How to Validate Fuzzy Matches

When comparing strings of text, it can sometimes be useful to check that values are similar instead of asserting that they are exactly the same. Datatest provides options for approximate string matching (also called “fuzzy matching”).

When checking mappings or sequences of values, you can accept approximate matches with the accepted.fuzzy() acceptance:

 1
 2
 3
 4
 5
 6
 7
 8
 9
10
11
12
13
14
15
16
17
18
19
20
from datatest import validate, accepted

linked_record = {
    'id165': 'Saint Louis',
    'id382': 'Raliegh',
    'id592': 'Austin',
    'id720': 'Cincinatti',
    'id826': 'Philadelphia',
}

master_record = {
    'id165': 'St. Louis',
    'id382': 'Raleigh',
    'id592': 'Austin',
    'id720': 'Cincinnati',
    'id826': 'Philadelphia',
}

with accepted.fuzzy(cutoff=0.6):
    validate(linked_record, master_record)

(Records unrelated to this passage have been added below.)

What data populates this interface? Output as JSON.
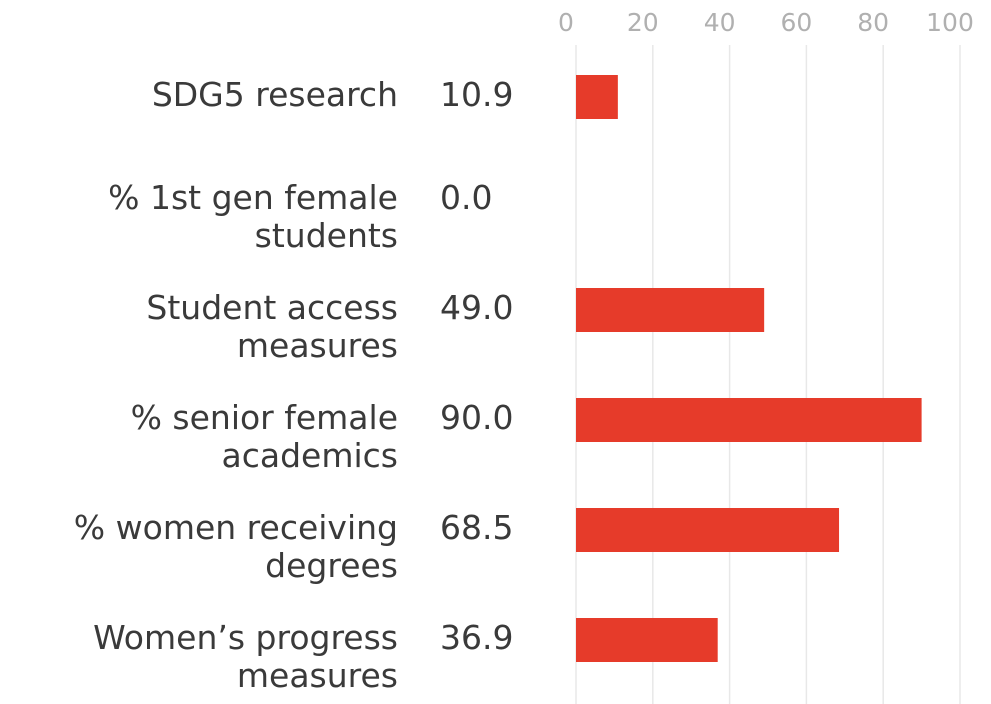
{
  "chart_data": {
    "type": "barh",
    "categories": [
      "SDG5 research",
      "% 1st gen female\nstudents",
      "Student access\nmeasures",
      "% senior female\nacademics",
      "% women receiving\ndegrees",
      "Women’s progress\nmeasures"
    ],
    "values": [
      10.9,
      0,
      49,
      90,
      68.5,
      36.9
    ],
    "value_labels": [
      "10.9",
      "0.0",
      "49.0",
      "90.0",
      "68.5",
      "36.9"
    ],
    "color": "#e63b2a",
    "xlim": [
      0,
      100
    ],
    "xticks": [
      0,
      20,
      40,
      60,
      80,
      100
    ],
    "grid": true
  }
}
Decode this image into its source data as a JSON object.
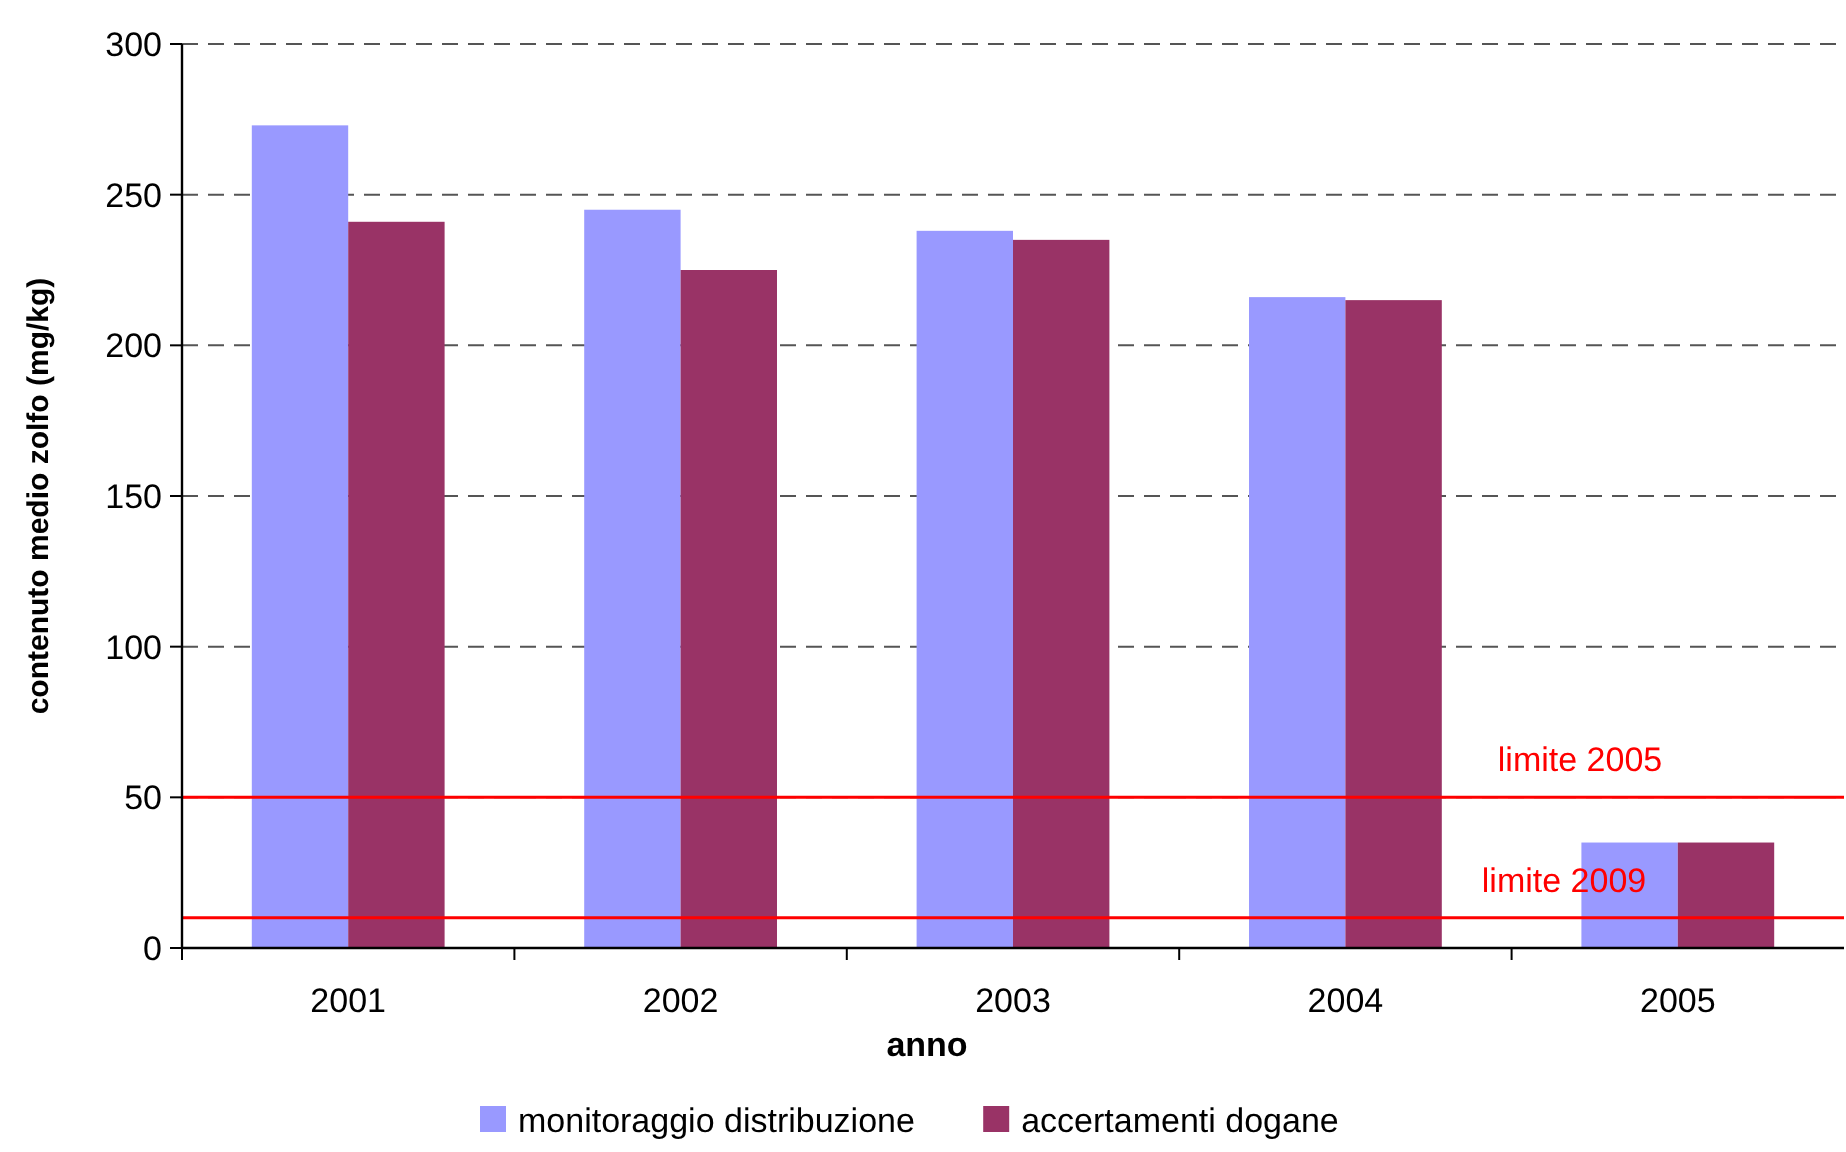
{
  "chart_data": {
    "type": "bar",
    "xlabel": "anno",
    "ylabel": "contenuto medio zolfo (mg/kg)",
    "categories": [
      "2001",
      "2002",
      "2003",
      "2004",
      "2005"
    ],
    "series": [
      {
        "name": "monitoraggio distribuzione",
        "color": "#9999ff",
        "values": [
          273,
          245,
          238,
          216,
          35
        ]
      },
      {
        "name": "accertamenti dogane",
        "color": "#993366",
        "values": [
          241,
          225,
          235,
          215,
          35
        ]
      }
    ],
    "ylim": [
      0,
      300
    ],
    "yticks": [
      0,
      50,
      100,
      150,
      200,
      250,
      300
    ],
    "grid": "y",
    "legend": "bottom",
    "ref_lines": [
      {
        "axis": "y",
        "value": 50,
        "label": "limite 2005",
        "color": "#ff0000"
      },
      {
        "axis": "y",
        "value": 10,
        "label": "limite 2009",
        "color": "#ff0000"
      }
    ]
  }
}
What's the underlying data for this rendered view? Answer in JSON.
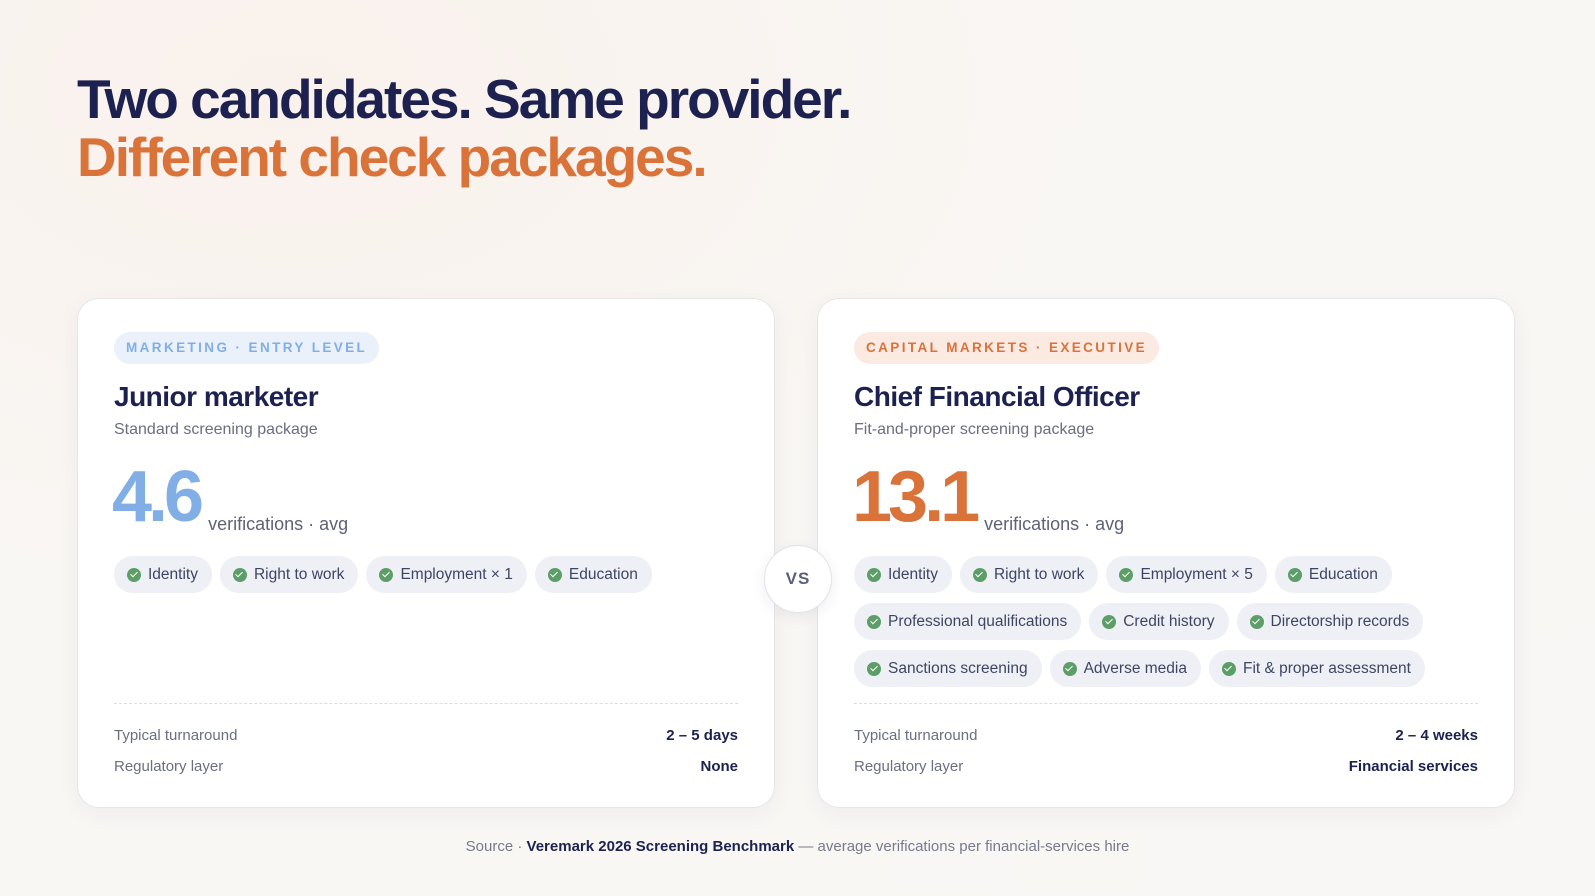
{
  "headline": {
    "line1": "Two candidates. Same provider.",
    "line2": "Different check packages."
  },
  "cards": [
    {
      "tag": "MARKETING · ENTRY LEVEL",
      "title": "Junior marketer",
      "subtitle": "Standard screening package",
      "stat_value": "4.6",
      "stat_unit": "verifications · avg",
      "checks": [
        "Identity",
        "Right to work",
        "Employment × 1",
        "Education"
      ],
      "turnaround_label": "Typical turnaround",
      "turnaround_value": "2 – 5 days",
      "regulatory_label": "Regulatory layer",
      "regulatory_value": "None"
    },
    {
      "tag": "CAPITAL MARKETS · EXECUTIVE",
      "title": "Chief Financial Officer",
      "subtitle": "Fit-and-proper screening package",
      "stat_value": "13.1",
      "stat_unit": "verifications · avg",
      "checks": [
        "Identity",
        "Right to work",
        "Employment × 5",
        "Education",
        "Professional qualifications",
        "Credit history",
        "Directorship records",
        "Sanctions screening",
        "Adverse media",
        "Fit & proper assessment"
      ],
      "turnaround_label": "Typical turnaround",
      "turnaround_value": "2 – 4 weeks",
      "regulatory_label": "Regulatory layer",
      "regulatory_value": "Financial services"
    }
  ],
  "vs_label": "VS",
  "source": {
    "prefix": "Source ·",
    "name": "Veremark 2026 Screening Benchmark",
    "suffix": "— average verifications per financial-services hire"
  },
  "colors": {
    "navy": "#1c2150",
    "orange": "#d9733a",
    "blue": "#82aee6",
    "check_green": "#5d9e68"
  },
  "icons": {
    "check": "check-circle-icon"
  }
}
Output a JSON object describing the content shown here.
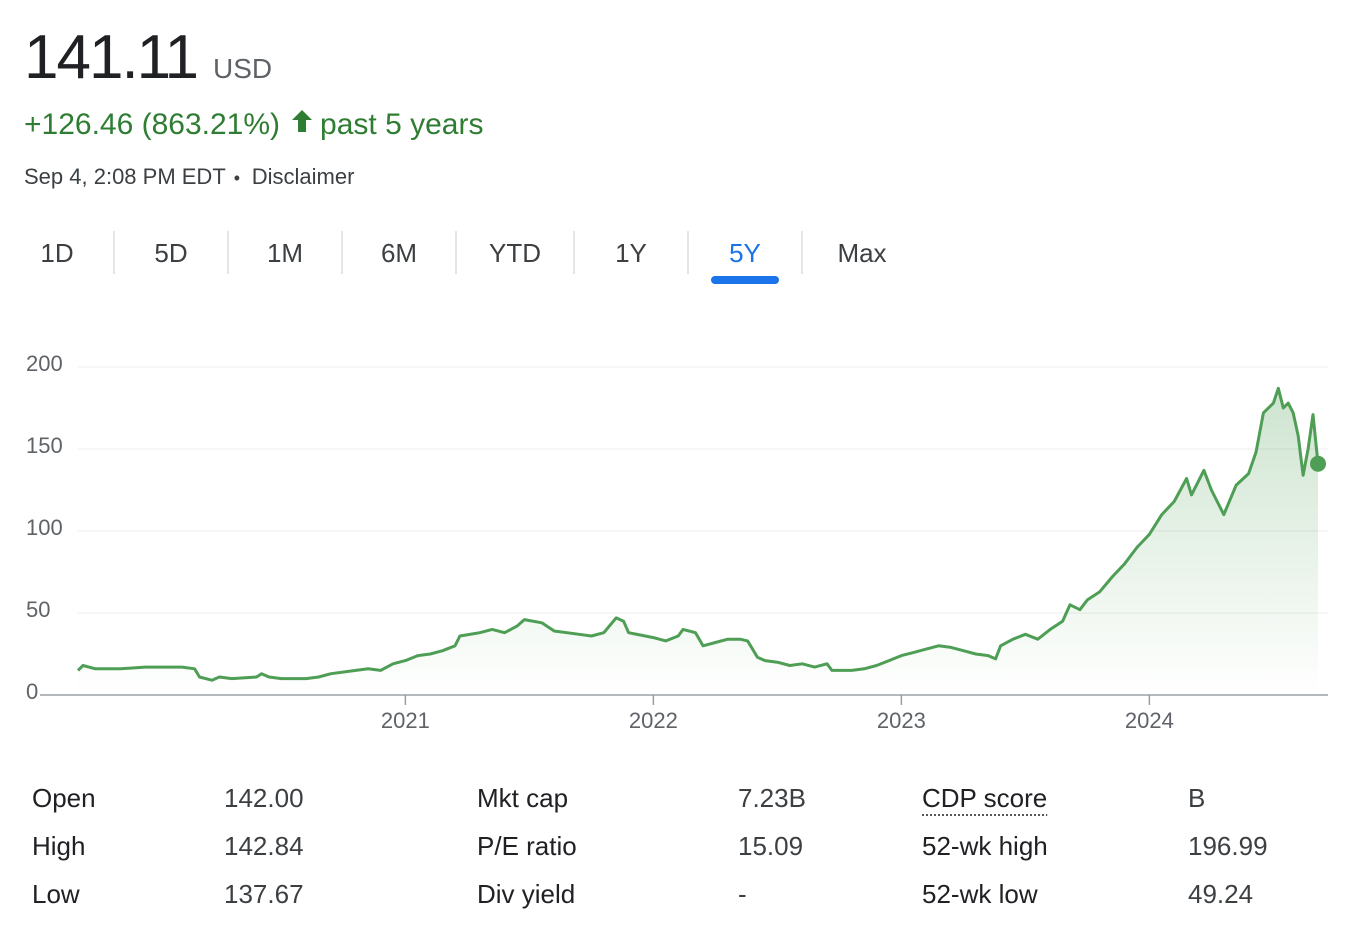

If variation is an inherent, natural feature of the data and does not necessarily represent a defect, it may be appropriate to use validate.fuzzy() instead of the acceptance shown previously:

 1
 2
 3
 4
 5
 6
 7
 8
 9
10
11
12
13
14
15
16
17
18
19
from datatest import validate

linked_record = {
    'id165': 'Saint Louis',
    'id382': 'Raliegh',
    'id592': 'Austin',
    'id720': 'Cincinatti',
    'id826': 'Philadelphia',
}

master_record = {
    'id165': 'St. Louis',
    'id382': 'Raleigh',
    'id592': 'Austin',
    'id720': 'Cincinnati',
    'id826': 'Philadelphia',
}

validate.fuzzy(linked_record, master_record, cutoff=0.6)

That said, it’s probably more appropriate to use an acceptance for this specific example.